Royaume-Uni : le Brexit, une « crevaison lente » et limitée pour l’économie

PPolitically, the issue of Brexit appears to be increasingly settled in the United Kingdom, with a clear majority of British people now believing that leaving the European Union (EU) has been a failure. Approximately 60% of them think that the decision “was a mistake”; only 10% believe that Brexit is going well “for now”, and just 30% think that it will be positive “in the long term”.

In these circumstances, all the country’s problems end up being attributed to him: skyrocketing inflation, crumbling schools, growing waiting lists in hospitals, stagnant economy, political instability… But is this really the case?

Le 1erIn September, the Office for National Statistics, the British equivalent of INSEE, published a major statistical revision. This revision covers the years 2020 and 2021, during the pandemic. It concludes that the British economy was significantly stronger than initially estimated. In the fourth quarter of 2021, the gross domestic product (GDP) was finally 0.6% above its level in the fourth quarter of 2019, before the pandemic, instead of being 1.2% below as previously calculated. Suddenly, with almost two points of GDP recovered, the United Kingdom doesn’t seem to be doing so badly.

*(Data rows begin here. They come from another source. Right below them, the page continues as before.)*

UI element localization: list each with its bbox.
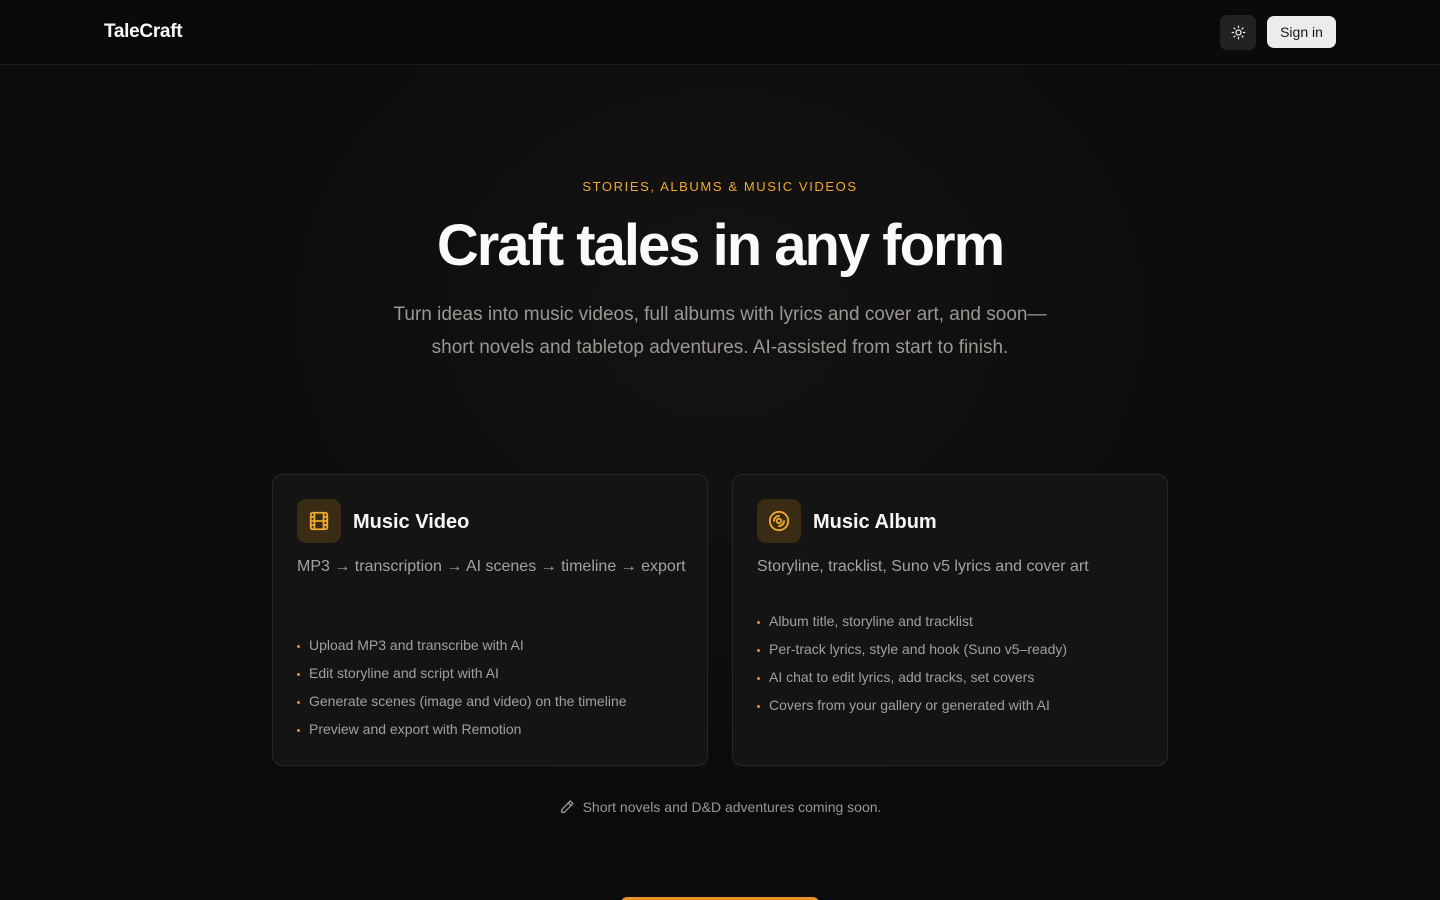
bullet-dot bbox=[757, 705, 760, 708]
music-video-card-icon-badge bbox=[297, 499, 341, 543]
coming-soon-note: Short novels and D&D adventures coming s… bbox=[0, 799, 1440, 815]
bullet-dot bbox=[757, 649, 760, 652]
disc-icon bbox=[768, 510, 790, 532]
music-video-feature-list: Upload MP3 and transcribe with AI Edit s… bbox=[297, 635, 627, 747]
bullet-dot bbox=[297, 729, 300, 732]
hero-subhead: Turn ideas into music videos, full album… bbox=[360, 298, 1080, 364]
sun-icon bbox=[1231, 25, 1245, 40]
music-album-card-description: Storyline, tracklist, Suno v5 lyrics and… bbox=[757, 558, 1089, 575]
list-item-text: Album title, storyline and tracklist bbox=[769, 613, 973, 629]
hero-subhead-line-1: Turn ideas into music videos, full album… bbox=[393, 304, 1047, 325]
bullet-dot bbox=[757, 677, 760, 680]
coming-soon-text: Short novels and D&D adventures coming s… bbox=[582, 799, 882, 815]
list-item-text: Generate scenes (image and video) on the… bbox=[309, 693, 627, 709]
list-item-text: AI chat to edit lyrics, add tracks, set … bbox=[769, 669, 1035, 685]
pencil-icon bbox=[560, 800, 574, 813]
hero-eyebrow: STORIES, ALBUMS & MUSIC VIDEOS bbox=[582, 179, 858, 194]
list-item: Album title, storyline and tracklist bbox=[757, 611, 1067, 639]
list-item-text: Per-track lyrics, style and hook (Suno v… bbox=[769, 641, 1068, 657]
bullet-dot bbox=[297, 701, 300, 704]
list-item-text: Upload MP3 and transcribe with AI bbox=[309, 637, 524, 653]
film-icon bbox=[309, 511, 329, 531]
list-item: Covers from your gallery or generated wi… bbox=[757, 695, 1067, 723]
list-item: Per-track lyrics, style and hook (Suno v… bbox=[757, 639, 1067, 667]
hero-headline: Craft tales in any form bbox=[436, 213, 1005, 278]
top-nav: TaleCraft Sign in bbox=[0, 0, 1440, 65]
landing-page: TaleCraft Sign in STORIES, ALBUMS & MUSI… bbox=[0, 0, 1440, 900]
music-video-card-title: Music Video bbox=[353, 511, 470, 533]
list-item-text: Covers from your gallery or generated wi… bbox=[769, 697, 1050, 713]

If this new calculation is correct, and if the statistics for 2022 and 2023 themselves are not completely modified, it means that the economy is currently 1.5% above its pre-pandemic level. This is similar to France, significantly better than Germany (0%), but not as good as Italy (2.1%), Japan (3.5%), Canada (3.5%), or the United States (6.1%). Obviously, the British government is delighted. “These figures show that we have rebounded better than many other G7 economies,” boasts Jeremy Hunt, the Chancellor of the Exchequer. Did Brexit therefore not have an impact?

La valse des chiffres

In order to gain clarity, it is necessary to understand the reason for the revision of the statistics. First, according to John Springford, an economist at the think tank Centre for European Reform, this is a second revision: “The previous one, a year ago, was a downward correction of 1.7 percentage points of GDP. This new estimate ultimately just cancels out that first revision.” Furthermore, he warns that most other statistical institutes around the world are also working on revising their figures for the pandemic period, which may lead to further changes in international comparisons.